As cantoras Narjara Saab e Carol di Deus, integrantes do grupo Moças do Samba, que completa 13 anos em dezembro, encararam o desafio de puxar um bloco pela primeira vez. Acostumadas aos palcos, aos saraus e às rodas de samba, a avenida trouxe uma experiência única.
“Foi um desafio. A gente nunca tinha puxado um bloco, mas recebeu um convite muito carinhoso da diretoria do 6 é Demais. A comunidade estava toda engajada, o tema era lindo e a gente veio com pensamento positivo”, destacou Carol di Deus.

Mesmo após dias intensos de folia, as cantoras mostraram fôlego e emoção. “A gente achou que não ia ter voz quando terminasse, mas estamos aí. Ainda dá pra cantar mais um pouquinho”, brincou Narjara Saab.
Mais do que sustentar o samba em tom alto durante todo o percurso, o momento simboliza representatividade. Pela primeira vez, o bloco contou com mulheres na função de puxadoras.
Cultura que nasce da comunidade
A apresentação reforçou o papel do carnaval como manifestação cultural coletiva.

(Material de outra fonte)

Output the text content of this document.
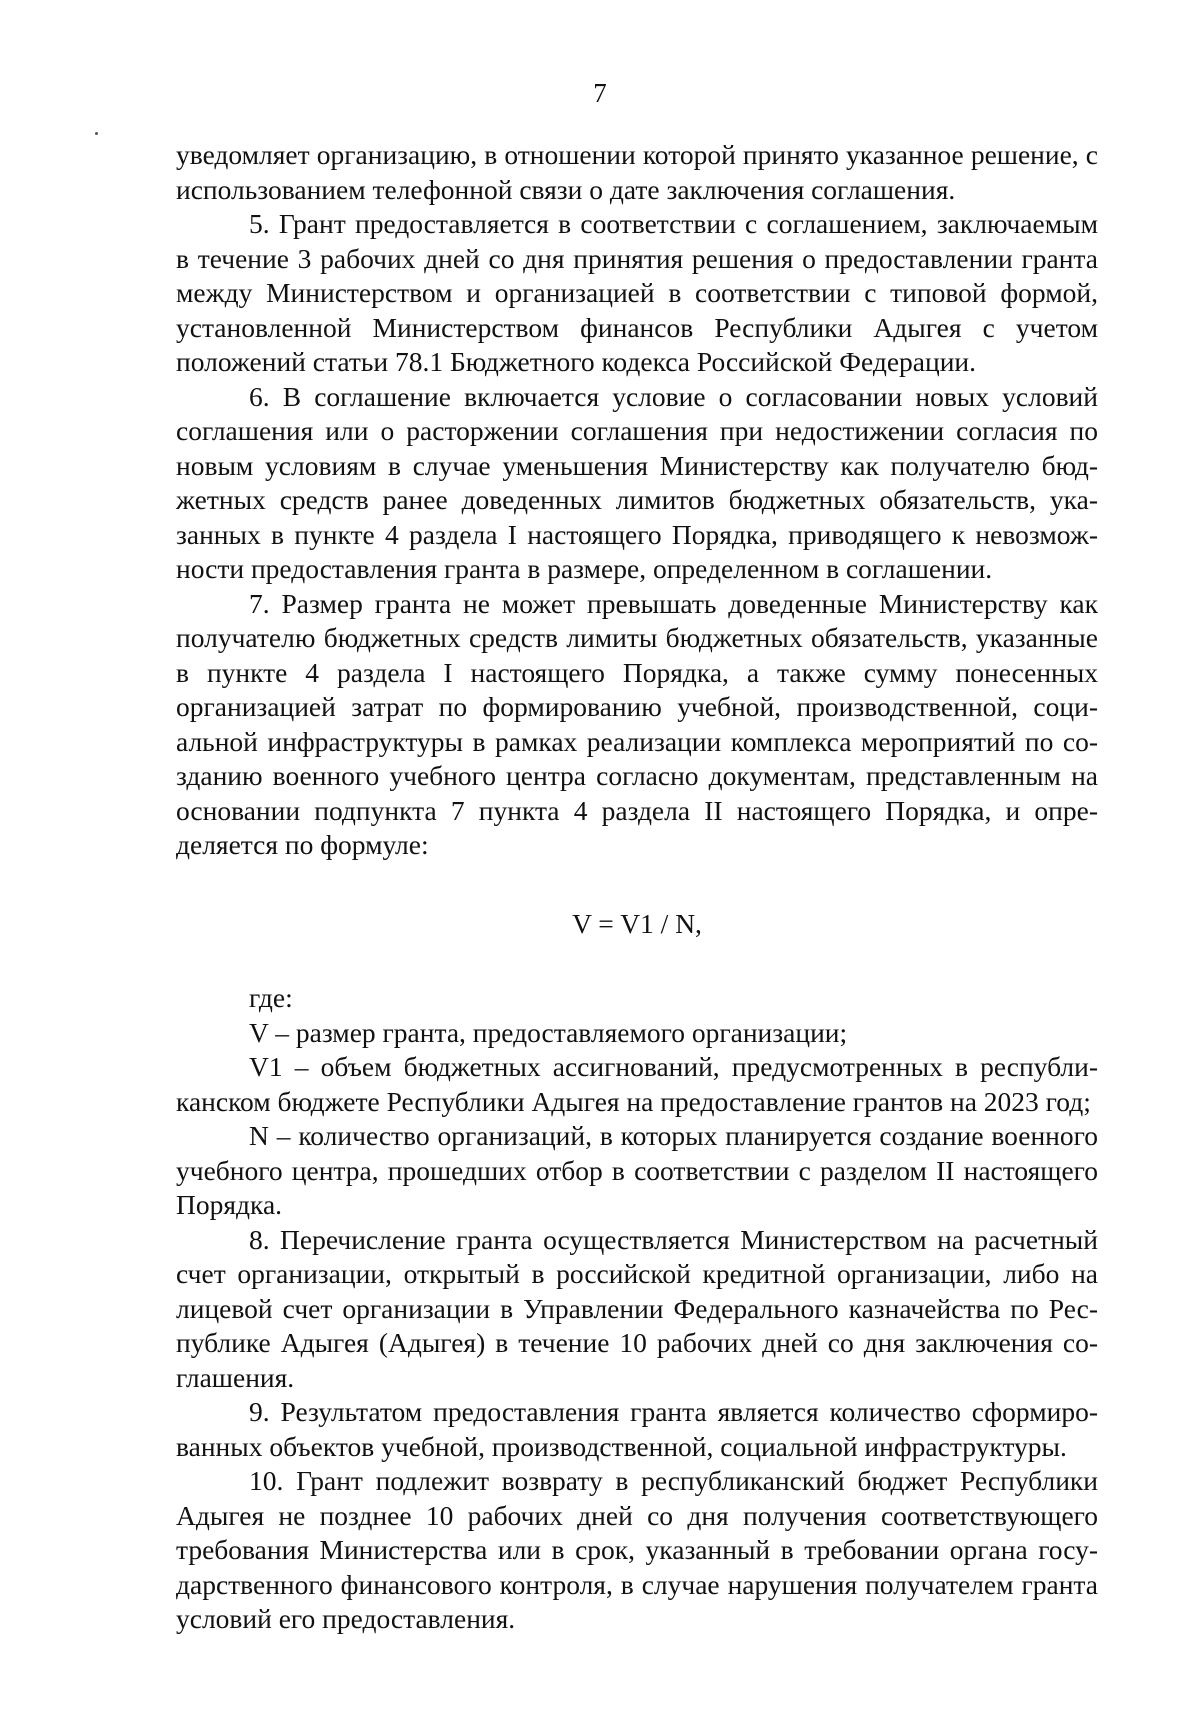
7

уведомляет организацию, в отношении которой принято указанное решение, с использованием телефонной связи о дате заключения соглашения.

5. Грант предоставляется в соответствии с соглашением, заключаемым в течение 3 рабочих дней со дня принятия решения о предоставлении гранта между Министерством и организацией в соответствии с типовой формой, установленной Министерством финансов Республики Адыгея с учетом положений статьи 78.1 Бюджетного кодекса Российской Федерации.

6. В соглашение включается условие о согласовании новых условий соглашения или о расторжении соглашения при недостижении согласия по новым условиям в случае уменьшения Министерству как получателю бюджетных средств ранее доведенных лимитов бюджетных обязательств, указанных в пункте 4 раздела I настоящего Порядка, приводящего к невозможности предоставления гранта в размере, определенном в соглашении.

7. Размер гранта не может превышать доведенные Министерству как получателю бюджетных средств лимиты бюджетных обязательств, указанные в пункте 4 раздела I настоящего Порядка, а также сумму понесенных организацией затрат по формированию учебной, производственной, социальной инфраструктуры в рамках реализации комплекса мероприятий по созданию военного учебного центра согласно документам, представленным на основании подпункта 7 пункта 4 раздела II настоящего Порядка, и определяется по формуле:

V = V1 / N,

где:

V – размер гранта, предоставляемого организации;

V1 – объем бюджетных ассигнований, предусмотренных в республиканском бюджете Республики Адыгея на предоставление грантов на 2023 год;

N – количество организаций, в которых планируется создание военного учебного центра, прошедших отбор в соответствии с разделом II настоящего Порядка.

8. Перечисление гранта осуществляется Министерством на расчетный счет организации, открытый в российской кредитной организации, либо на лицевой счет организации в Управлении Федерального казначейства по Республике Адыгея (Адыгея) в течение 10 рабочих дней со дня заключения соглашения.

9. Результатом предоставления гранта является количество сформированных объектов учебной, производственной, социальной инфраструктуры.

10. Грант подлежит возврату в республиканский бюджет Республики Адыгея не позднее 10 рабочих дней со дня получения соответствующего требования Министерства или в срок, указанный в требовании органа государственного финансового контроля, в случае нарушения получателем гранта условий его предоставления.
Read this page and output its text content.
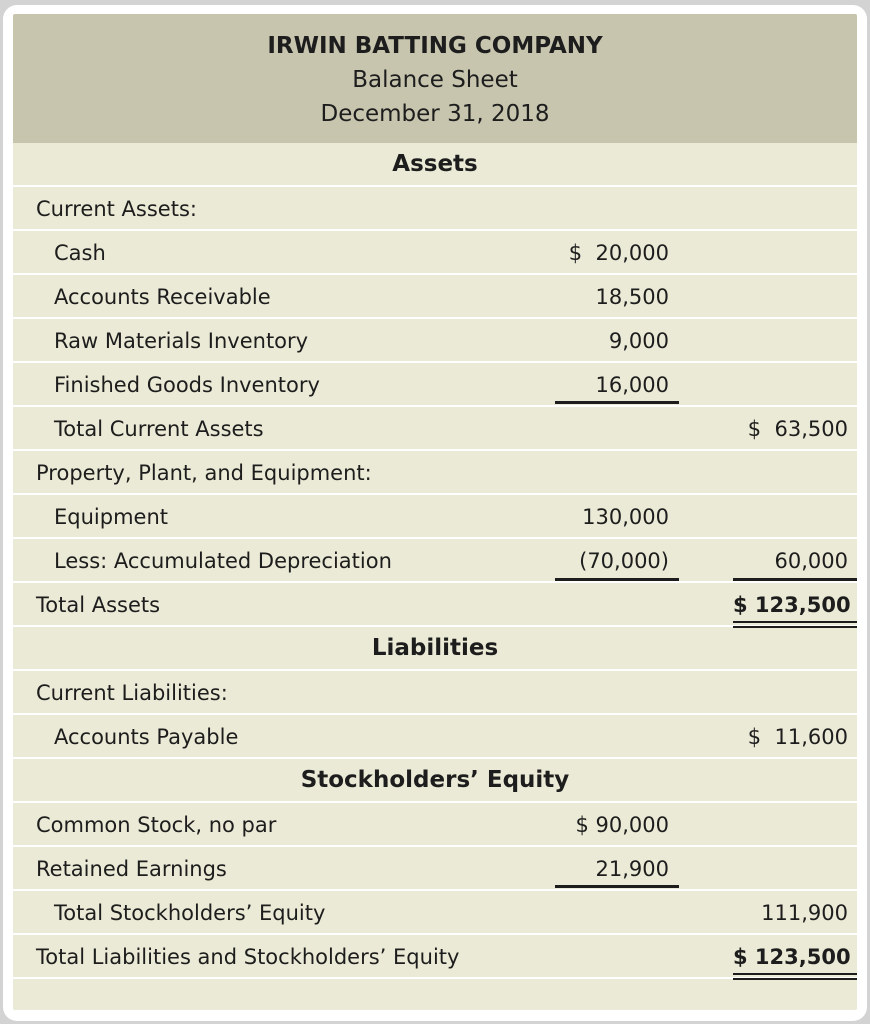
IRWIN BATTING COMPANY
Balance Sheet
December 31, 2018
Assets
Current Assets:
Cash	$  20,000
Accounts Receivable	18,500
Raw Materials Inventory	9,000
Finished Goods Inventory	16,000
Total Current Assets	$  63,500
Property, Plant, and Equipment:
Equipment	130,000
Less: Accumulated Depreciation	(70,000)	60,000
Total Assets	$ 123,500
Liabilities
Current Liabilities:
Accounts Payable	$  11,600
Stockholders’ Equity
Common Stock, no par	$ 90,000
Retained Earnings	21,900
Total Stockholders’ Equity	111,900
Total Liabilities and Stockholders’ Equity	$ 123,500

A união da comunidade foi apontada como combustível para a energia vista na avenida.
“Quando você vê uma comunidade toda unida em prol de um objetivo, a energia flui. Não tem jeito”, concluiu Saab.
Além da atuação no bloco, as Moças do Samba mantêm agenda cultural ativa na cidade, com apresentações no Casarão, na Usina de Arte e projetos próprios, como o “Sarau das Moças”, previsto para o dia 28 de março.
Enquanto isso, a certeza que ficou na avenida é: a voz feminina ecoou forte, afinada e com história para contar.